ARILAR PETEKLERİNİ NEDEN ALTIGEN İNŞA EDER?
Arılar, bal peteklerini altıgen şekilde inşa eder. Bunun nedeni, altıgenin kapladığı alanın verimli bir şekilde bölünebilmesidir. Binlerce yıldır üzerine düşünülen ve hesaplamalar yapılan bu geometrik bilgiyi arılar neden ve nasıl kullanıyor? İlginç detayları yazımızda listeledik…
Arılar bal peteklerini inşa ederken çok titiz ve özenli davranır, petekleri için kendi vücutlarındaki kaynakları kullanarak bal mumu üretir; karın halkaları arasından salgıladıkları yumuşak ve sarımsı madde ile balı depolamak için kullanacakları altıgen peteğin temelindeki çerçeveyi örer ve güvenli bir depolama alanı sağlar.
Bal petekleri doğadaki en güzel ve en verimli yapılardan biridir. Arıların bu yapıları inşa etme şekli, onların ne kadar zeki ve yetenekli olduğunun da âdeta bir göstergesidir. Altıgen petekler hem kullanılan alanın verimli hâle gelmesini hem de bu şeklin yer çekimi gibi kuvvetlere karşı dirençli olmasını sağlar.
Eğer arılar petekleri altıgen yerine silindir ya da beşgen prizma gibi farklı şekillerde inşa etselerdi aralarında kullanılmayan boşluklar ortaya çıkacak, bu sebeple de peteklerde daha az bal depolanacaktı. Ayrıca geometrik şekillerden kenarları en kısa olanı altıgendir. Dolayısıyla aynı hacme sahip olmasına rağmen altıgen hücreler için kullanılan malzeme, üçgen ve dörtgen gibi şekiller için kullanılan malzemeden daha az olur.
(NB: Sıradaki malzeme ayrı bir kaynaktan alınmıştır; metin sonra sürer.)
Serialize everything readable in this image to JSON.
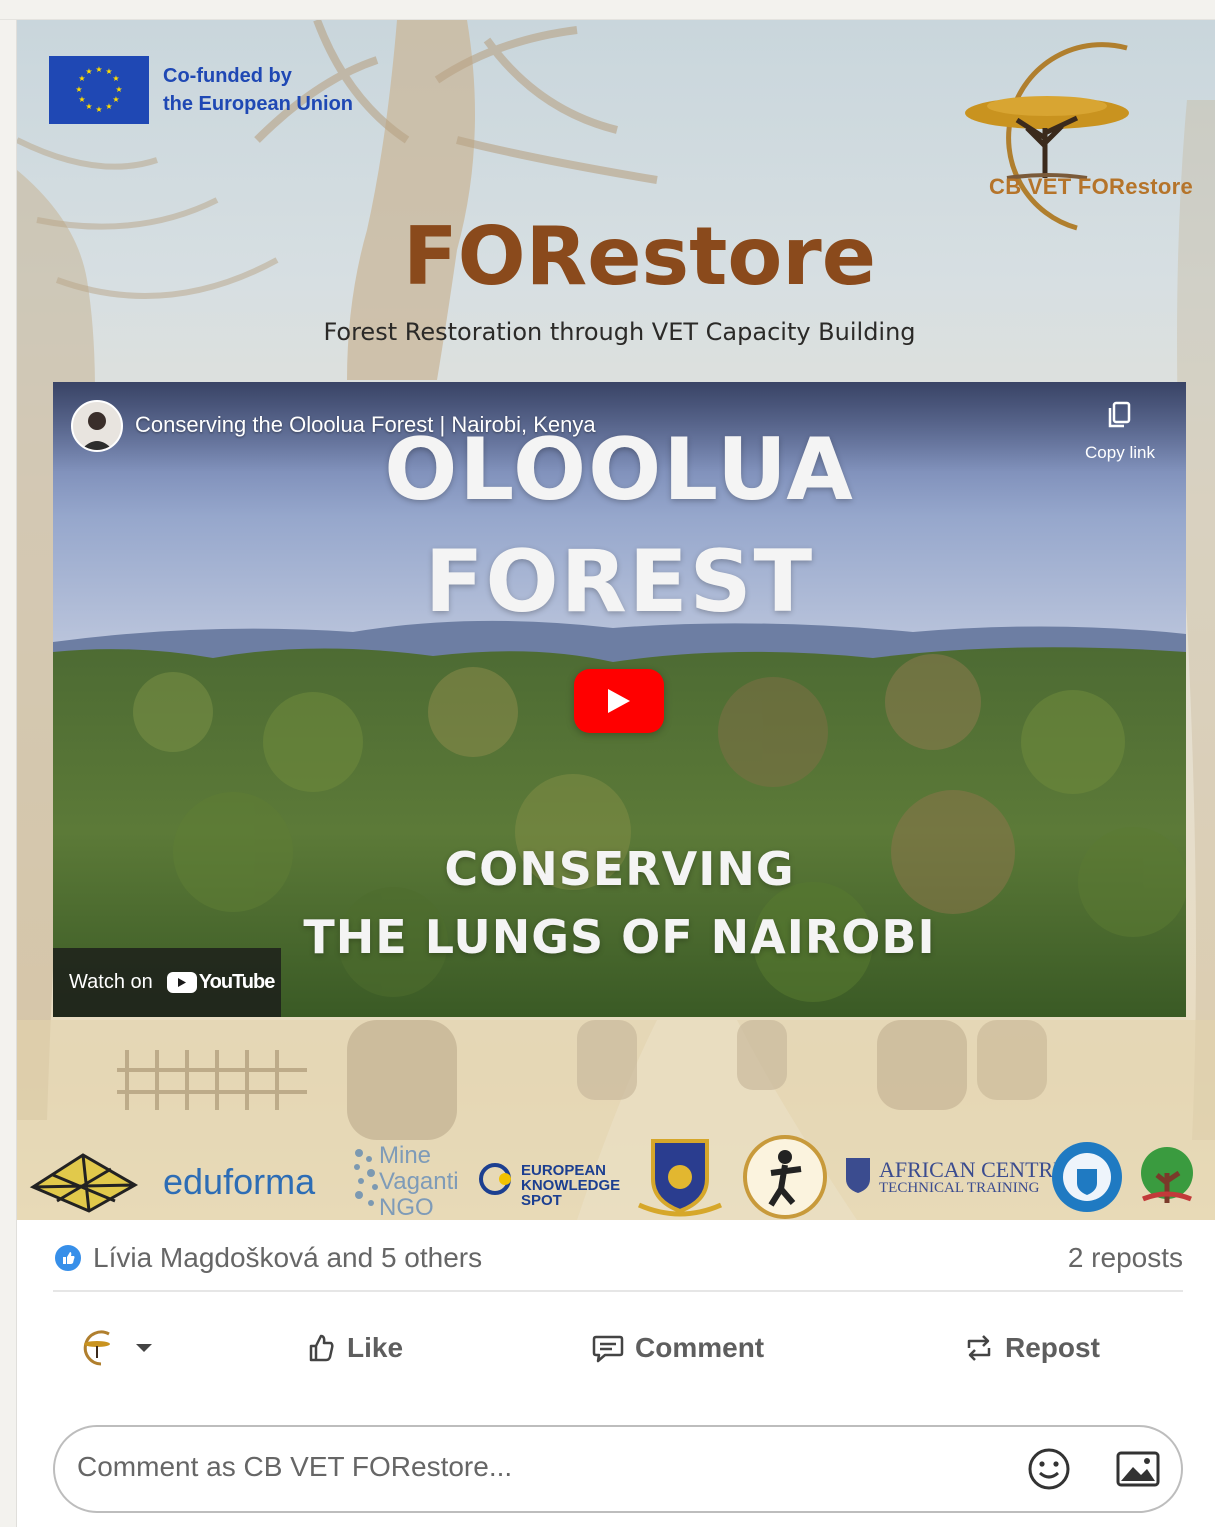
{
  "banner": {
    "eu_label_line1": "Co-funded by",
    "eu_label_line2": "the European Union",
    "logo_text": "CB VET FORestore",
    "title": "FORestore",
    "subtitle": "Forest Restoration through VET Capacity Building"
  },
  "video": {
    "caption": "Conserving the Oloolua Forest | Nairobi, Kenya",
    "copy_link_label": "Copy link",
    "overlay_line1": "OLOOLUA",
    "overlay_line2": "FOREST",
    "overlay_line3": "CONSERVING",
    "overlay_line4": "THE LUNGS OF NAIROBI",
    "watch_on_label": "Watch on",
    "youtube_label": "YouTube"
  },
  "partners": {
    "eduforma": "eduforma",
    "mine_line1": "Mine",
    "mine_line2": "Vaganti",
    "mine_line3": "NGO",
    "eks_line1": "EUROPEAN",
    "eks_line2": "KNOWLEDGE",
    "eks_line3": "SPOT",
    "african_line1": "AFRICAN CENTRE",
    "african_line2": "TECHNICAL TRAINING"
  },
  "social": {
    "reactions_text": "Lívia Magdošková and 5 others",
    "reposts_text": "2 reposts"
  },
  "actions": {
    "like_label": "Like",
    "comment_label": "Comment",
    "repost_label": "Repost"
  },
  "comment": {
    "placeholder": "Comment as CB VET FORestore..."
  },
  "colors": {
    "eu_blue": "#1f48b4",
    "brand_brown": "#8a4a1c",
    "youtube_red": "#ff0000",
    "like_blue": "#378fe9"
  },
  "icons": [
    "eu-flag-icon",
    "copy-link-icon",
    "play-icon",
    "youtube-icon",
    "like-reaction-icon",
    "like-icon",
    "comment-icon",
    "repost-icon",
    "chevron-down-icon",
    "emoji-icon",
    "image-icon"
  ]
}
Arıların peteklerini örerken şaşırtan bir diğer özelliği ise bu süreçte birbirleriyle kurdukları iş birliğidir. Tamamlanmış bir peteğe bakıldığında sanki tek bir blok halinde örüldüğü izlenimi oluşsa da arılar petekleri ayrı ayrı noktalardan başlayarak örer. Yüzlerce arı üç-dört farklı noktadan petekleri inşa ederek ortada birleşir. Birleşme yerlerinde uyumsuzluk veya hata bulmak imkânsızdır.
Arılar petek örerken petek gözlerinin birbirlerine olan açılarını da hesaplar. Sırt sırta duran petek gözleri mutlaka yere doğru 13 derece açıyla inşa edilir. Bu eğim, balın peteklerden akıp yere dökülmesini engeller. Dünyanın neresinde olursa olsun bal arıları bu olağanüstü mimariyi her defasında kusursuzca tekrar eder. Üstelik bu işlemi kovanlarında zifiri karanlık ortamlarda gerçekleştirir. Arılar petek yapımını ya da yön tayinini görerek öğrenmez, dünyaya gözlerini açtıkları andan itibaren bu işleri yapacak donanıma sahiptir. Dakikada 11.400 kez kanat çırparak uçabilen bu canlılar; gün içerisinde çiçek bulmak, bal toplamak ve yuvaya ulaştırmak gibi yüksek enerji isteyen görevlerini aksatmadan yerine getirir.
Peki arılar bu inanılmaz matematik ve geometri bilgisini nasıl biliyor? Bilim henüz bu soruyu cevaplayacak bir bilgiye ulaşamasa da 2 bin yıldan daha uzun bir süre önce, M.Ö. 36’da Romalı matematikçi Marcus Terentius Varro, altıgenin bir yüzeyi eşit hücrelere bölen benzersiz geometrik şekil olduğunu hesapladı. Bal peteği varsayımı olarak bilinen Varro’nun varsayımı, 1999’da Amerikalı matematikçi Thomas Callister Hales tarafından da kanıtlandı.